O Observatório do ITA foi a incubadora que a moderna Astronomia Brasileira precisava para começar a existir.

 

6.   A escolha de sítio.

Outro tópico que caracterizou o período a que se refere este depoimento foi a escolha de sítio para o Observatório Astrofísico Brasileiro. O projeto de ter um Observatório Astrofísico de caráter nacional nasceu das visitas de Jean Delhaye ao Brasil e de suas prolongadas conversas com Abrahão de Moraes e Luiz Muniz Barreto. A escolha de sítio começou com a visita de uma comissão francesa ao Brasil que analisou os dados geográficos e climatológicos existentes e sobrevoou diversas áreas. Uma conclusão errada da comissão foi a de que seria necessário se afastar da costa e eles selecionaram os morros da Piedade (1250 m) e Mateus Leme (1100m), na vizinhança de Belo Horizonte.

Em 1968 já estava claro que esses locais não se prestariam para o fim proposto, mas havia um forte envolvimento emocional, sobretudo com a Piedade. O frei, os seus vinhos, a cozinheira do frei, o seu feijão e a filha da cozinheira -- tornada musa de odes compostas pelos estudantes que faziam as observações meteorológicas -- tornavam o desengajamento difícil. Por pressão de alguns estudantes, porém, realizou-se em Belo Horizonte em 28/30 de abril de 1969 uma reunião para avaliar os rumos da escolha de sítio. Decidiu-se nessa ocasião que a responsabilidade dos trabalhos seria transferida para o ITA e que deveríamos analisar alguns picos na Serra da Mantiqueira. Em Junho, Germano Quast estava na estação montada em Maria da Fé e olhando a redondeza com um binóculo "descobriu" um pico alto e esguio, o Pico dos Dias, entre Brazópolis e Piranguçu. Isso merece explicação. Esse pico não aparecia nas cartas geográficas usadas. Os melhores mapas a que tínhamos acesso eram os mapas aeronáuticos e nos mesmos a área do Pico dos Dias não aparecia com clareza, pois era coberta por hachuras indicando a área de exclusão aérea que serve ao treinamento de alunos da Escola de Aeronáutica de Guaratinguetá!

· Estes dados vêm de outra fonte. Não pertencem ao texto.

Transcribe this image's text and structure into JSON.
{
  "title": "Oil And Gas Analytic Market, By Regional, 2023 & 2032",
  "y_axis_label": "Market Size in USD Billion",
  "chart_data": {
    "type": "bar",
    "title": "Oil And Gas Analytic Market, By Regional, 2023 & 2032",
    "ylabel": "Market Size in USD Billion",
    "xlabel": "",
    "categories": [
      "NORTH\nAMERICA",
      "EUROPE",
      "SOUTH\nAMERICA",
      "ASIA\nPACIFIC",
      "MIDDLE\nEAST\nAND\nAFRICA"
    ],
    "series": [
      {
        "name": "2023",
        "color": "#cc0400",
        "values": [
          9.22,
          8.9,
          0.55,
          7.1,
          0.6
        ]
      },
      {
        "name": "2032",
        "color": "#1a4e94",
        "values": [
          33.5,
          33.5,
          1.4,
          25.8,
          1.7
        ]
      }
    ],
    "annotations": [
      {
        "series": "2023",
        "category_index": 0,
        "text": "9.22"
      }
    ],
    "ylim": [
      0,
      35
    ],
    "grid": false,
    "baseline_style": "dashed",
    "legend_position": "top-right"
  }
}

Logo em seguida começaram os trabalhos de análise daquele local.

Em 1971, após o falecimento do Prof. Abrahão de Moraes, um projeto mais amplo foi elaborado e encaminhado à FAPESP. Nesse projeto se propunha o estudo de 4 locais no Sul de Minas. Dois deles foram vetados pelo assessor da FAPESP e sobraram dois: o Pico dos Dias e a Pedra Branca, em Caldas.

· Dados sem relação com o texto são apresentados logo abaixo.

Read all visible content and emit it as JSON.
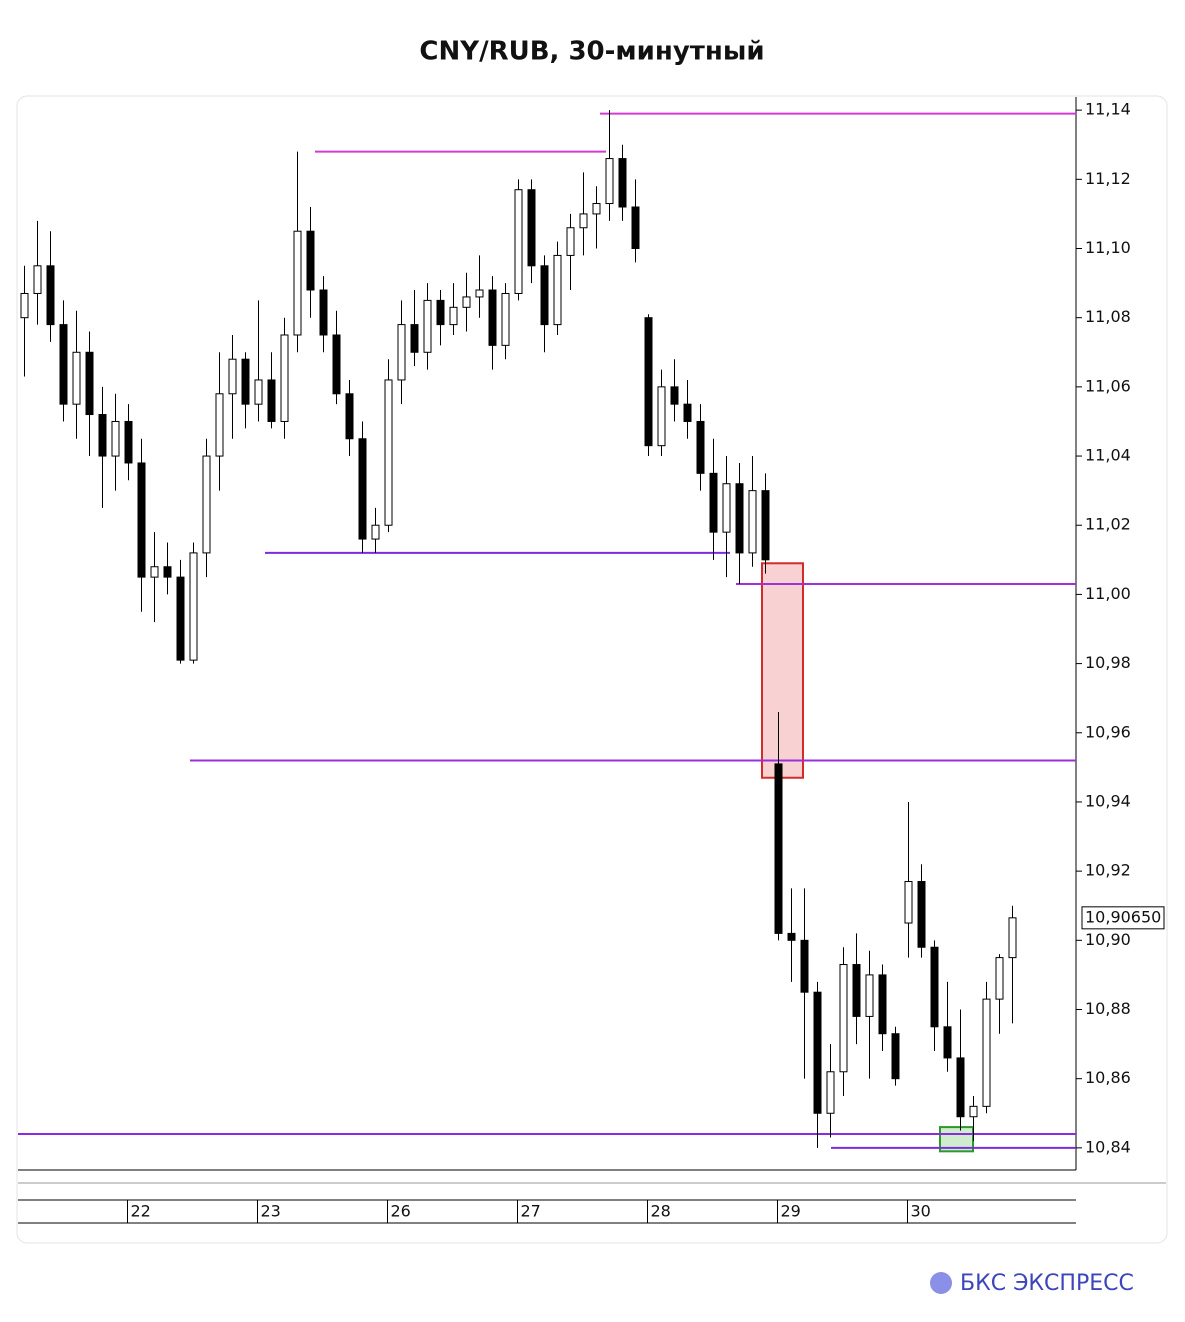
{
  "chart_data": {
    "type": "candlestick",
    "title": "CNY/RUB, 30-минутный",
    "brand": "БКС ЭКСПРЕСС",
    "categories": [
      null,
      null,
      null,
      null,
      null,
      null,
      null,
      null,
      "22",
      null,
      null,
      null,
      null,
      null,
      null,
      null,
      null,
      null,
      "23",
      null,
      null,
      null,
      null,
      null,
      null,
      null,
      null,
      null,
      "26",
      null,
      null,
      null,
      null,
      null,
      null,
      null,
      null,
      null,
      "27",
      null,
      null,
      null,
      null,
      null,
      null,
      null,
      null,
      null,
      "28",
      null,
      null,
      null,
      null,
      null,
      null,
      null,
      null,
      null,
      "29",
      null,
      null,
      null,
      null,
      null,
      null,
      null,
      null,
      null,
      "30",
      null,
      null,
      null,
      null,
      null,
      null,
      null,
      null
    ],
    "open": [
      11.08,
      11.087,
      11.095,
      11.078,
      11.055,
      11.07,
      11.052,
      11.04,
      11.05,
      11.038,
      11.005,
      11.008,
      11.005,
      10.981,
      11.012,
      11.04,
      11.058,
      11.068,
      11.055,
      11.062,
      11.05,
      11.075,
      11.105,
      11.088,
      11.075,
      11.058,
      11.045,
      11.016,
      11.02,
      11.062,
      11.078,
      11.07,
      11.085,
      11.078,
      11.083,
      11.086,
      11.088,
      11.072,
      11.087,
      11.117,
      11.095,
      11.078,
      11.098,
      11.106,
      11.11,
      11.113,
      11.126,
      11.112,
      11.08,
      11.043,
      11.06,
      11.055,
      11.05,
      11.035,
      11.018,
      11.032,
      11.012,
      11.03,
      10.951,
      10.902,
      10.9,
      10.885,
      10.85,
      10.862,
      10.893,
      10.878,
      10.89,
      10.873,
      10.905,
      10.917,
      10.898,
      10.875,
      10.866,
      10.849,
      10.852,
      10.883,
      10.895
    ],
    "high": [
      11.095,
      11.108,
      11.105,
      11.085,
      11.082,
      11.076,
      11.06,
      11.058,
      11.055,
      11.045,
      11.018,
      11.015,
      11.01,
      11.015,
      11.045,
      11.07,
      11.075,
      11.07,
      11.085,
      11.07,
      11.08,
      11.128,
      11.112,
      11.092,
      11.082,
      11.062,
      11.05,
      11.025,
      11.068,
      11.085,
      11.088,
      11.09,
      11.088,
      11.09,
      11.093,
      11.098,
      11.092,
      11.09,
      11.12,
      11.12,
      11.098,
      11.102,
      11.11,
      11.122,
      11.118,
      11.14,
      11.13,
      11.12,
      11.081,
      11.065,
      11.068,
      11.062,
      11.055,
      11.045,
      11.04,
      11.038,
      11.04,
      11.035,
      10.966,
      10.915,
      10.915,
      10.888,
      10.87,
      10.898,
      10.902,
      10.897,
      10.893,
      10.875,
      10.94,
      10.922,
      10.9,
      10.888,
      10.88,
      10.855,
      10.888,
      10.896,
      10.91
    ],
    "low": [
      11.063,
      11.078,
      11.073,
      11.05,
      11.045,
      11.04,
      11.025,
      11.03,
      11.033,
      10.995,
      10.992,
      11.0,
      10.98,
      10.98,
      11.005,
      11.03,
      11.045,
      11.048,
      11.05,
      11.048,
      11.045,
      11.07,
      11.08,
      11.07,
      11.055,
      11.04,
      11.012,
      11.012,
      11.018,
      11.055,
      11.066,
      11.065,
      11.072,
      11.075,
      11.076,
      11.08,
      11.065,
      11.068,
      11.085,
      11.09,
      11.07,
      11.075,
      11.088,
      11.098,
      11.1,
      11.108,
      11.108,
      11.096,
      11.04,
      11.04,
      11.05,
      11.045,
      11.03,
      11.01,
      11.005,
      11.003,
      11.008,
      11.006,
      10.9,
      10.888,
      10.86,
      10.84,
      10.843,
      10.855,
      10.87,
      10.86,
      10.868,
      10.858,
      10.895,
      10.895,
      10.868,
      10.862,
      10.845,
      10.842,
      10.85,
      10.873,
      10.876
    ],
    "close": [
      11.087,
      11.095,
      11.078,
      11.055,
      11.07,
      11.052,
      11.04,
      11.05,
      11.038,
      11.005,
      11.008,
      11.005,
      10.981,
      11.012,
      11.04,
      11.058,
      11.068,
      11.055,
      11.062,
      11.05,
      11.075,
      11.105,
      11.088,
      11.075,
      11.058,
      11.045,
      11.016,
      11.02,
      11.062,
      11.078,
      11.07,
      11.085,
      11.078,
      11.083,
      11.086,
      11.088,
      11.072,
      11.087,
      11.117,
      11.095,
      11.078,
      11.098,
      11.106,
      11.11,
      11.113,
      11.126,
      11.112,
      11.1,
      11.043,
      11.06,
      11.055,
      11.05,
      11.035,
      11.018,
      11.032,
      11.012,
      11.03,
      11.01,
      10.902,
      10.9,
      10.885,
      10.85,
      10.862,
      10.893,
      10.878,
      10.89,
      10.873,
      10.86,
      10.917,
      10.898,
      10.875,
      10.866,
      10.849,
      10.852,
      10.883,
      10.895,
      10.9065
    ],
    "up_color": "#ffffff",
    "down_color": "#000000",
    "ylim": [
      10.8336,
      11.1438
    ],
    "yticks": [
      {
        "value": 10.84,
        "label": "10,84"
      },
      {
        "value": 10.86,
        "label": "10,86"
      },
      {
        "value": 10.88,
        "label": "10,88"
      },
      {
        "value": 10.9,
        "label": "10,90"
      },
      {
        "value": 10.92,
        "label": "10,92"
      },
      {
        "value": 10.94,
        "label": "10,94"
      },
      {
        "value": 10.96,
        "label": "10,96"
      },
      {
        "value": 10.98,
        "label": "10,98"
      },
      {
        "value": 11.0,
        "label": "11,00"
      },
      {
        "value": 11.02,
        "label": "11,02"
      },
      {
        "value": 11.04,
        "label": "11,04"
      },
      {
        "value": 11.06,
        "label": "11,06"
      },
      {
        "value": 11.08,
        "label": "11,08"
      },
      {
        "value": 11.1,
        "label": "11,10"
      },
      {
        "value": 11.12,
        "label": "11,12"
      },
      {
        "value": 11.14,
        "label": "11,14"
      }
    ],
    "last_price": {
      "value": 10.9065,
      "label": "10,90650"
    },
    "levels": [
      {
        "value": 11.139,
        "color": "#d23ad2"
      },
      {
        "value": 11.128,
        "color": "#d23ad2"
      },
      {
        "value": 11.012,
        "color": "#7b2be0"
      },
      {
        "value": 11.003,
        "color": "#a030d8"
      },
      {
        "value": 10.952,
        "color": "#9a2fdc"
      },
      {
        "value": 10.844,
        "color": "#8a2be0"
      },
      {
        "value": 10.84,
        "color": "#7b2be0"
      }
    ],
    "zones": [
      {
        "low": 10.947,
        "high": 11.009,
        "color": "#d42a2a",
        "fill": "#f8d2d2"
      },
      {
        "low": 10.839,
        "high": 10.846,
        "color": "#2a9a2a",
        "fill": "#cfeccf"
      }
    ]
  }
}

A história que se seguiu já foi relatada em detalhes no meu livro sobre a escolha de sítio para o OAB e também será detalhada na obra que se prepara sobre a criação do LNA. Foram alguns anos de trabalho intenso que culminaram na escolha de Brazópolis para instalar o telescópio de 1m60.

 

7.   O IAG

À mesma época, o problema da institucionalização do IAG se complicava. A recém-concluída reforma universitária deixara o IAG de fora! O IAG ficou relegado a um nível secundário e mal definido.

Para ilustrar essa situação conto que por volta de 1970 eu fui chamado pelo professor Josué Camargo Mendes, diretor do recém-criado "Instituto de Geociências e Astronomia" da USP, para discutir a situação e a organização de um Departamento de Astronomia no "IGA". Tivemos uma conversa bem franca, facilitada pelo fato de que Josué era primo de meu pai. Ficou claro para mim que os docentes de Geociências não estavam muito felizes com a obrigação estatutária de ter um Departamento de Astronomia. E eu deixei claro que, para nós, o lugar da Astronomia na USP era o IAG.

 

1971 foi um ano determinante. No final de 1970, ainda na comoção criada pelo prematuro falecimento do Prof. Abrahão de Moraes, o reitor da USP prometeu solenemente transformar o IAG em uma unidade da USP no mesmo plano que os demais institutos e faculdades.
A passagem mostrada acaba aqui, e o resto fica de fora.